DiffEqFlux neural_ode used with Flux.Train! is slower on GPU than CPU

***It appears Flux training of the DiffEqFlux Package method neural_ode is incompatible with (fast) GPU operations, But I’m hoping that perhaps I’m doing something wrong and you can point me to example code where gpu ops are fast when using neural_ode. ***

But in my simple tests GPU is 10x slower than CPU on a RTX2070 and intel i7

CPU timing:
1.287959 seconds (8.92 M allocations: 358.429 MiB, 7.67% gc time)

GPU timing
12.238495 seconds (52.03 M allocations: 1.937 GiB, 5.78% gc time)

Likely Cause:
Monitoring the nvidia-smi I see ~3 to 15% activity for the julia process!!! But if I run it with a simple ANN instead of a neural_ode I get GPU activities >80% utilizaton.

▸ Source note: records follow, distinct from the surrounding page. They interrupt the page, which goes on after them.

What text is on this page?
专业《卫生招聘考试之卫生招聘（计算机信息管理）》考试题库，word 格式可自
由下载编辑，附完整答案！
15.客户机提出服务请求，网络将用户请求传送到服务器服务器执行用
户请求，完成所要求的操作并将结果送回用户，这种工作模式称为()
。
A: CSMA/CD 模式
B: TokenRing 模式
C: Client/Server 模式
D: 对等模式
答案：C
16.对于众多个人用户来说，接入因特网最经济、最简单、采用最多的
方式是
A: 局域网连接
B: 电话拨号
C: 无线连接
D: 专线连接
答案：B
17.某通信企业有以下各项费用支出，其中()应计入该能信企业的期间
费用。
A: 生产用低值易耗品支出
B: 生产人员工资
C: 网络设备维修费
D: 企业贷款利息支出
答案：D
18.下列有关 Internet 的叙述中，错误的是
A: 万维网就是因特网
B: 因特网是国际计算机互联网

Low utilization is frequently caused by either arrays transiting repeatedly between gpu and cpu memory, or non-parallel operations (often a result of indexed loops rather than vector ops). Support for the former comes the timing-data above: the GPU uses vastly more memory & allocations, Suggesting perhaps that arrays are being mirrors between gpu and cpu unnecessarily.

Support for the latter hypothesis --indexed looping-- comes from the error/warning. Using neural_ODE with Flux.train!() gives me a warning that scalar ops are very slow but code runs.

┌ Warning: Performing scalar operations on GPU arrays: This is very slow, consider disallowing these operations with `allowscalar(false)`
└ @ GPUArrays ~/.julia/packages/GPUArrays/tIMl5/src/indexing.jl:16

if I assert CuArrays.allowscalar(false)
then I get an error raised instead of a warning in Flux.train! that relates to setting an index.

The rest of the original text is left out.